La anulación por parte del Tribunal Constitucional del principio aprobado por el Parlamento catalán en enero de 2013, que proclamaba que "el pueblo catalán" tenía, "por razones de legitimidad democrática, carácter de sujeto político y jurídico soberano", está lejos de ser esa cuña de civilización que algunos catalanes (no muchos, ciertamente) reclamamos al Estado.
No en vano, ya el preámbulo de dicha declaración, en que la condición de ciudadanía emana de la preexistencia de un cuerpo místico, "el pueblo catalán", que "a lo largo de su historia" habría manifestado “democráticamente” la voluntad de autogobernarse; ya ese preámbulo, digo, exigía la piqueta del TC. Recordémoslo a viva voz, siquiera para constatar cómo ciertos descalabros sintácticos (y, por ende, morales) palidecen al menor contacto con el aire:
El pueblo de Cataluña, a lo largo de su historia, ha manifestado democráticamente la voluntad de autogobernarse, con el objetivo de mejorar el progreso, el bienestar y la igualdad de oportunidades de toda la ciudadanía, y para reforzar la cultura propia y su identidad colectiva.
Si en lugar de historia escribimos siglos, por cierto, se nos revela (y nunca mejor dicho) el texto que sirvió de inspiración, esa otra cumbre de la prosa catalana preambular:
El pueblo de Cataluña ha mantenido a lo largo de los siglos una vocación constante de autogobierno.
Y en el que, ni que decir tiene, no hay una sola palabra que se tenga en pie, así se trate de mantener o de manifestar.
Mas, lejos de hurgar en la herida, la sentencia del TC resulta en una suave reconvención pedagógica que no es fruto del cinismo, como sería deseable, sino de la habitual transigencia de Madrit para con el nacionalismo, ese afán de apaciguamiento cuyo efecto más evidente ha sido el vaciado de España como ámbito de ciudadanía.

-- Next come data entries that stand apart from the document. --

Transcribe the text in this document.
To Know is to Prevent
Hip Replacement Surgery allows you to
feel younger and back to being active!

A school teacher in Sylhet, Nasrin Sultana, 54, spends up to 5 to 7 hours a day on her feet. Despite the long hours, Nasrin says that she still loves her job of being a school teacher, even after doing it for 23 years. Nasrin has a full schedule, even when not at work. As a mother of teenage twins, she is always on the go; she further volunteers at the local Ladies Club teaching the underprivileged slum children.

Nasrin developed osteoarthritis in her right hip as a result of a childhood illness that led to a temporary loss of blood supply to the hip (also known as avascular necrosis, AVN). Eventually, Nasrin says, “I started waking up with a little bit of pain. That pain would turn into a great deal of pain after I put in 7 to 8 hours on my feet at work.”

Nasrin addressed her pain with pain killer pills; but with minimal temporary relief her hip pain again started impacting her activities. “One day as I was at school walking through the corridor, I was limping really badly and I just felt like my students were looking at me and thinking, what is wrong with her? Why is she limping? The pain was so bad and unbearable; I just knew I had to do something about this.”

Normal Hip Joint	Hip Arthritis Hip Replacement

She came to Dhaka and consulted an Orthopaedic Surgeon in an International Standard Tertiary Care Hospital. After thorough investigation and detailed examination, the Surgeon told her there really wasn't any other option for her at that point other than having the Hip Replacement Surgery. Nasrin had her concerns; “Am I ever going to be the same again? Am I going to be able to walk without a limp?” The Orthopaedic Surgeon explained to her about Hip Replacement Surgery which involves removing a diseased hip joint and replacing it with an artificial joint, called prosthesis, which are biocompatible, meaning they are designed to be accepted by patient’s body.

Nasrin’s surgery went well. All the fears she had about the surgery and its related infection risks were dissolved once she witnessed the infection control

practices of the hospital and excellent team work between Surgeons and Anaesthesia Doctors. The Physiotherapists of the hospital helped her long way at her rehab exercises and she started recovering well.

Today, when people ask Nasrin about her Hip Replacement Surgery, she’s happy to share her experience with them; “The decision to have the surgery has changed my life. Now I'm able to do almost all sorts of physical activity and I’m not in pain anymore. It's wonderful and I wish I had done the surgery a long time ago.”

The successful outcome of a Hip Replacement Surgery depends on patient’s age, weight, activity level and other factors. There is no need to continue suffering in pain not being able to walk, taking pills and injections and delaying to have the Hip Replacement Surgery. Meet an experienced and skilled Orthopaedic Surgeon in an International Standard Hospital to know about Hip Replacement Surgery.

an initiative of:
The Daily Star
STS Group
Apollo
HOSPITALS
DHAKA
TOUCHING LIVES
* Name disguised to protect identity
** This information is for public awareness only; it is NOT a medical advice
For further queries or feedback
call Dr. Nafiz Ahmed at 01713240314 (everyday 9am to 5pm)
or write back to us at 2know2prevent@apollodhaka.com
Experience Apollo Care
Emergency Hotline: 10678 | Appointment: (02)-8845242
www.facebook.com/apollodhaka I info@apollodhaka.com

A semejanza de esos padres que razonan a sus hijos por qué no pueden tirar al abuelo por el balcón, los magistrados, en su fallo, brindan al Parlamento catalán una tersa explicación acerca de cuál es su lugar en el mundo y, lo que ya resulta pasmoso, cómo deberían obrar sus señorías para que se haga el nuevo sol. O lo que es lo mismo: qué botón deben pulsar para destruir el Estado.
Respecto a si la sentencia es jurídica o política, baste recordar que el 6 de abril de 2004 el pleno del Ayuntamiento de Barcelona aprobó una declaración institucional por la que declaraba la capital catalana "ciudad antitaurina". Se trataba, dijo entonces el alcalde Clos, de una declaración sin efectos prácticos, por cuanto la competencia para prohibir los toros en Barcelona no correspondía al Consistorio barcelonés. Apenas cinco años después, el Parlamento catalán prohibía los toros en Cataluña.
Tan sólo es un ejemplo de hasta qué punto el nacionalismo catalán (y todos los nacionalismos, si me apuran) ha utilizado como pie de pértiga para proyectarse a los cielos la literatura que sus propios adalides han ido generando, y para lo cual no requerían más verdad que su ingenio desbocado: "el pueblo de Cataluña", "a lo largo de los siglos", “una vocación constante”... Llegado el momento, esas declaraciones se hacían pasar por 'tradición', y la tradición por 'legitimidad democrática'.
Conviene no olvidar, en fin, que las multas a comerciantes por no rotular en catalán, la prohibición taurina, la expulsión de la lengua castellana del ámbito público o el señalamiento y hostigamiento del adversario político empiezan siempre con un escriba alucinado que, a la voz de 'ar', levanta una patria de papel.